I had this as well, in VB. There is the "real form" file frmMain, and then I had created new class files and modified them to be Partial Public Class frmMain. For example, I have an ImportFromExcel.vb Partial Class file (I didn't want to clutter up the frmMain.vb with the rather complicated Excel import code.)
Everything worked fine until I decided I wanted to use an OpenFileDialog in the Sub ImportFromExcel. I dragged the OFD from the toolbox over to the Designer view of the ImportFromExcel file. (I have no idea why this view exists, if you can't do anything with it!) But at any rate... dragging the OFD to the Partial Class Designer created an ImportFromExcel.resx file. The drag/drop operation also created an InitializeComponent sub in ImportFromExcel, which is redundant and shows an error -- easily corrected with a little editing.
Ultimately, I chose to not use the dragged resource, but localized the code in the ImportFromExcel.vb file.

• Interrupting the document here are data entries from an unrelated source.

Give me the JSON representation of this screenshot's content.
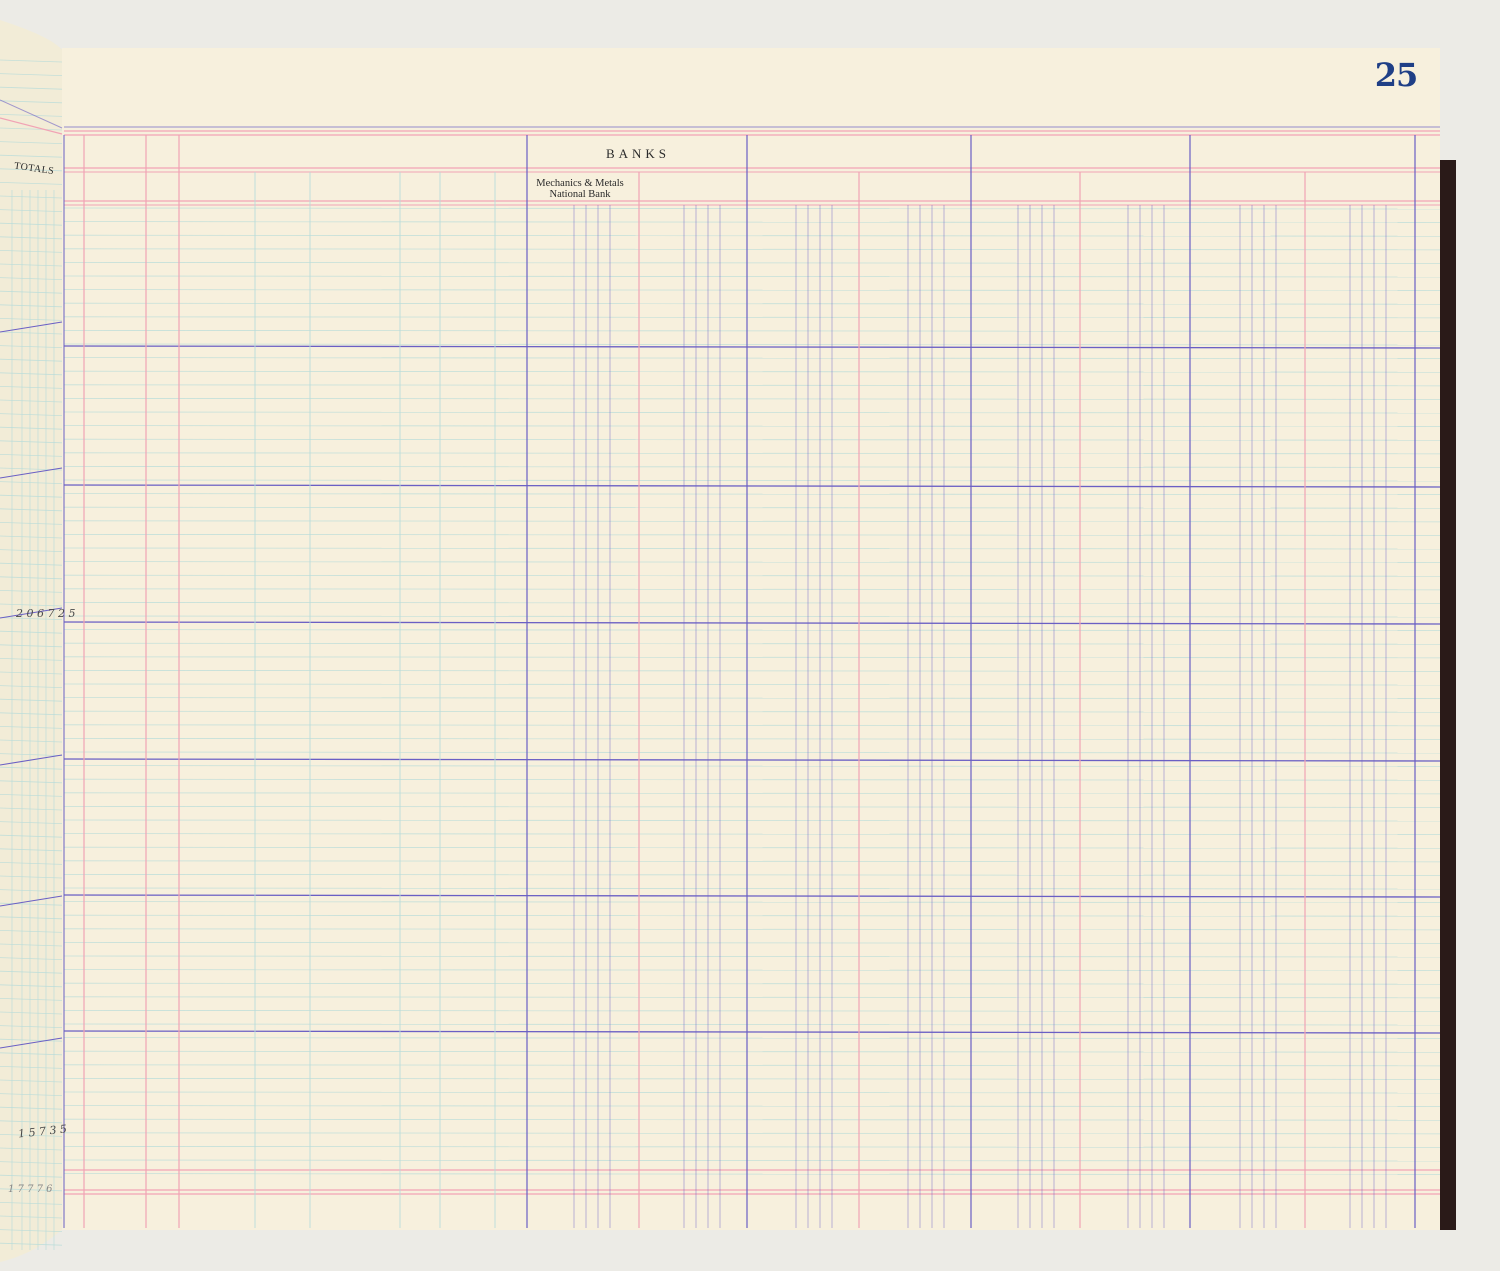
{
  "page": {
    "number": "25",
    "header_group": "BANKS",
    "bank_column": "Mechanics & Metals\nNational Bank",
    "left_page_header": "TOTALS",
    "left_page_entries": [
      "2 0 6 7 2 5",
      "1 5 7 3 5",
      "1 7 7 7 6"
    ]
  },
  "colors": {
    "paper": "#f7f0dd",
    "red_rule": "#f1a3b5",
    "blue_rule": "#6a5fc4",
    "fine_rule": "#b8dcd9",
    "page_number": "#1f3f86"
  }
}
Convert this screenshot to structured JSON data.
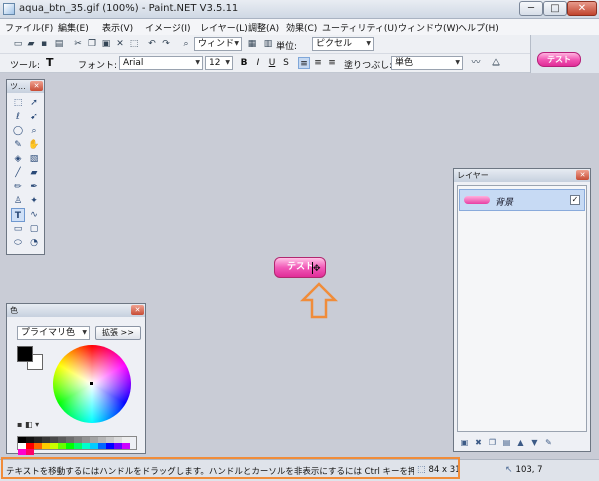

All you really have to do is right-click the ImportFromExcel.resx file, and choose Delete. Everything else seems to "fix itself", and it builds fine now.
In my case, this problem happened because a file had the same name but not the same case in the GIT repository.
For example MyFile.cs and myFile.cs.
If you do a checkout on windows, one of the files is overwritten by the other (no message, no warning). So, it is compiling, and we don't notice anything. But if you try to compile on Linux (with .NET Core) both files are present, and there is this error at compile time.